- The Washington Times - Tuesday, August 11, 2015

Homeland Security Secretary Jeh Johnson won’t be hauled into federal court to explain his department’s botched execution of President Obama’s deportation amnesty program, but the judge said Tuesday he still doesn’t consider the issue settled.

Judge Andrew S. Hanen had threatened to force Mr. Johnson to appear personally later this month to explain why thousands of tentative three-year amnesty applications were approved in violation of the court’s injunction, but after Homeland Security officials managed to recapture almost all of the erroneous amnesty cards, Judge Hanen relaxed his stance.

Still, the judge said the hearing will go ahead as slated on Aug. 19, and Mr. Johnson’s lawyers will have to be ready to explain why they haven’t been able to solve the problem completely yet.

“The court does not consider mere substantial compliance, after an order has been in place for six months, to be acceptable and neither should counsel,” Judge Hanen wrote in his order Tuesday.

Homeland Security officials have discovered three different sets of three-year amnesty applications approved or sent out even after Judge Hanen’s Feb. 16 order halting the program. The first totaled about 2,100, the second included about 500, and the final set, just revealed late last month, included about 50 more.

Under pressure from Judge Hanen, the department scrambled to rescind the 2,600 approvals from the first two sets, and managed to recover more than 99 percent of them, or to get assurances from the illegal immigrants that they were inadvertently lost or destroyed and couldn’t be returned.

In 22 cases, the illegal immigrants refused all overtures, and U.S. Citizenship and Immigration Services revoked their amnesties, returning them to full illegal status — though the department does not appear to be making moves to deport them.

Homeland Security said it was pleased with the judge’s new stance.

“USCIS has taken extensive steps to collect the invalid work permits and to issue those affected new work documents, which is the subject of the hearing,” the department said in a statement.

Mr. Obama announced the new amnesty in November, expanding his 2012 amnesty for young, so-called Dreamers by allowing illegal immigrant parents to apply, and extending the time of freedom from deportation from two to three years.

But the program has become a legal morass for the administration.

Judge Hanen has ruled that the expansion is likely illegal and issued an injunction in February. The administration then admitted it had approved more than 100,000 three-year applications for Dreamers under a mixture of the 2012 and 2014 policies before the injunction, and then later admitted it had approved several thousand more three-year applications even after the injunction.

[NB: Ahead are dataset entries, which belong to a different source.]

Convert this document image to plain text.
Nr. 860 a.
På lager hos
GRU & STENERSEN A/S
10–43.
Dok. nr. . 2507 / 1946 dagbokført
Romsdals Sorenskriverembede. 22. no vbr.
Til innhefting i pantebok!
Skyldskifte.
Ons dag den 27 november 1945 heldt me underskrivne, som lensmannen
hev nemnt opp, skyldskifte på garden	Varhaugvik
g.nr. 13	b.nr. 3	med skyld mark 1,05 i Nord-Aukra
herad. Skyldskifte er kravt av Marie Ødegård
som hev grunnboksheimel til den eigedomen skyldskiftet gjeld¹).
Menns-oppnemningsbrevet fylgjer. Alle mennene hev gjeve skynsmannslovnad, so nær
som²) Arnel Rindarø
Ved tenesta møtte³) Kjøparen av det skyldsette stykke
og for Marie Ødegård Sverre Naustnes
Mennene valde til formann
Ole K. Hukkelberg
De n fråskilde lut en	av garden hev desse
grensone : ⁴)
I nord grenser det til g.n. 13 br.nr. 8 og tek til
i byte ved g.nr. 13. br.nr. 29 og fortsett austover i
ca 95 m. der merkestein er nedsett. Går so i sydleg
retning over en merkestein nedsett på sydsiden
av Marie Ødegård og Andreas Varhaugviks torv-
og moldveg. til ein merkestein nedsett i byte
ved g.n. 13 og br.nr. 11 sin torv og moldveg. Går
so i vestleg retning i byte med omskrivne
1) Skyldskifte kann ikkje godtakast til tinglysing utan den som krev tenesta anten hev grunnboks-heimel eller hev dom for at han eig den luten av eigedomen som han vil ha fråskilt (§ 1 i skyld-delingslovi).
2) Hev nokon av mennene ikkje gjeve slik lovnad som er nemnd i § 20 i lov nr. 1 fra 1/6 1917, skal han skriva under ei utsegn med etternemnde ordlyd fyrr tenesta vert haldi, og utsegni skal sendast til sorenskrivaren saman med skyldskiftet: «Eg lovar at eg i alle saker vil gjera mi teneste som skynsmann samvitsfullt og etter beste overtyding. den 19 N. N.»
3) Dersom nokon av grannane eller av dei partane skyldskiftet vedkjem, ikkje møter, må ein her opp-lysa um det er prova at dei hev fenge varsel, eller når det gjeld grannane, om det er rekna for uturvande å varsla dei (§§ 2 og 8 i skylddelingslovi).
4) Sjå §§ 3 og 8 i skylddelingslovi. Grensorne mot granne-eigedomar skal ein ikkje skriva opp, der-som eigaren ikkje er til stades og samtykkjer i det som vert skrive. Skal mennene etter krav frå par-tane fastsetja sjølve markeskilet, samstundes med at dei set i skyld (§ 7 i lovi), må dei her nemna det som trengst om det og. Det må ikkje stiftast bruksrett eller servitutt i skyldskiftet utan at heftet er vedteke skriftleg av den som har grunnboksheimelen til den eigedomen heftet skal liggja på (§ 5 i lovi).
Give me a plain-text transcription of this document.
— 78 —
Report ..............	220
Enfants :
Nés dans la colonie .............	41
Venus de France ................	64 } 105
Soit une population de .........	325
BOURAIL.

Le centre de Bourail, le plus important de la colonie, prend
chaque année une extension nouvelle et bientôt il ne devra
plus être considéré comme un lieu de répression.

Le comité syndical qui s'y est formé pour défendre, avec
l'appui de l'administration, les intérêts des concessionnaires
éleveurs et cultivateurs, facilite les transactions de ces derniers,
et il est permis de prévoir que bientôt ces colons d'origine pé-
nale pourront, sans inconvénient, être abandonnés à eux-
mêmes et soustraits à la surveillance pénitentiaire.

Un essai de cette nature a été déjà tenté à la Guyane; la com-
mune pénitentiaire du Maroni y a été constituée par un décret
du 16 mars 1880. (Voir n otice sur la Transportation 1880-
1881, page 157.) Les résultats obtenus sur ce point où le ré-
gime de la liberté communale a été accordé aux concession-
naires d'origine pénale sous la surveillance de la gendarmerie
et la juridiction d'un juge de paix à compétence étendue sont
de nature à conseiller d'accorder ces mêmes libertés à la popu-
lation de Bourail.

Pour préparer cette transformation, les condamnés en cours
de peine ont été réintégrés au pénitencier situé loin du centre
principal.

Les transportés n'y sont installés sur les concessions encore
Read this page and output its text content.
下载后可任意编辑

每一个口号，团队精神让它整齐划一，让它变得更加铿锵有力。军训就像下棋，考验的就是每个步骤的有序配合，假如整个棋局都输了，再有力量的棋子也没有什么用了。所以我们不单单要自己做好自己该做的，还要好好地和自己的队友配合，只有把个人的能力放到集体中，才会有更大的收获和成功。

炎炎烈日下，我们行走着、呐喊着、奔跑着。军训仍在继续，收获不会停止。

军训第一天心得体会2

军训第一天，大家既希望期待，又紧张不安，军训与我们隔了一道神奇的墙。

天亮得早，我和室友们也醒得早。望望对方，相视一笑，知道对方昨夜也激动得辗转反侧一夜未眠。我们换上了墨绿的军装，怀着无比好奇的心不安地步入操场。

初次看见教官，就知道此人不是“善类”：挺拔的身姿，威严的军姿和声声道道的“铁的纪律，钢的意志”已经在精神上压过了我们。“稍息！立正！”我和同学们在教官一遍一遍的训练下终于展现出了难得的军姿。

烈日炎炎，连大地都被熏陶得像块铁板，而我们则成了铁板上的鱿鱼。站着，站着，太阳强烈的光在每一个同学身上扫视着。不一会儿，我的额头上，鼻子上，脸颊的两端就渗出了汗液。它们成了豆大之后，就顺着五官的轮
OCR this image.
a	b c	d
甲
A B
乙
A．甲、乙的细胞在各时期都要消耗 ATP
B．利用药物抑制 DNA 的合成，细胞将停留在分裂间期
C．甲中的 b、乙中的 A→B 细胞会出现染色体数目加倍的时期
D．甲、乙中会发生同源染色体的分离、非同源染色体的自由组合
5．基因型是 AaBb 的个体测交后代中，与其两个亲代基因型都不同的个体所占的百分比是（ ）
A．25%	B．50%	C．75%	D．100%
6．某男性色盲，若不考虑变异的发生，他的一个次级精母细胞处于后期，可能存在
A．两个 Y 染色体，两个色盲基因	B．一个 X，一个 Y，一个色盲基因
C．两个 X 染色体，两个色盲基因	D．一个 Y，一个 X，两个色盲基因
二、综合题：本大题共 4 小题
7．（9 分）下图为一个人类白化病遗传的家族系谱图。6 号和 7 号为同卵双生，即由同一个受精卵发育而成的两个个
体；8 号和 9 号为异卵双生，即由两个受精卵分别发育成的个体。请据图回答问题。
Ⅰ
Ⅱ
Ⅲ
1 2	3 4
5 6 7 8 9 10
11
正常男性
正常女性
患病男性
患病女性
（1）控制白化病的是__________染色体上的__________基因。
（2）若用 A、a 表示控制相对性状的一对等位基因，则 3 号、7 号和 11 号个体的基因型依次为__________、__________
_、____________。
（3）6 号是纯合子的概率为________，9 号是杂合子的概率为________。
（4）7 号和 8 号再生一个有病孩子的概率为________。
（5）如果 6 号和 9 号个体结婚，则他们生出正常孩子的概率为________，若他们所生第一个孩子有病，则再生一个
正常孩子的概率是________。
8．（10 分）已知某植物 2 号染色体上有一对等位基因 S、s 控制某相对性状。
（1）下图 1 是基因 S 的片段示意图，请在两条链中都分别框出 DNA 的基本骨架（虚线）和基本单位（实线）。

The pre-injunction amnesties are still the subject of negotiations between Homeland Security and Texas, which brought the lawsuit to halt the new amnesty.

Texas suggests all of those three-year amnesties should also be invalidated, while the department says it was always upfront that those applications would be processed as early as last November, so it didn’t do anything wrong.

The post-injunction amnesties have been the bigger headache, with the judge, clearly irked, saying the Obama administration was “cavalier” in its efforts to fix it.

Judge Hanen had said he would haul Mr. Johnson and his top immigration lieutenants personally into court unless the matter was cleaned up.

His new order Tuesday takes a softer approach, releasing the secretary and his agency chiefs from appearing, though saying he “remains concerned” about the remaining three-year cases.

The injunction applies nationwide, halting the entire expansion of the amnesty, which the administration had predicted could include as many as 4 million more illegal immigrants.

The Justice Department appealed the injunction and already lost the first round of arguments. A broader decision on the appeal is expected any day.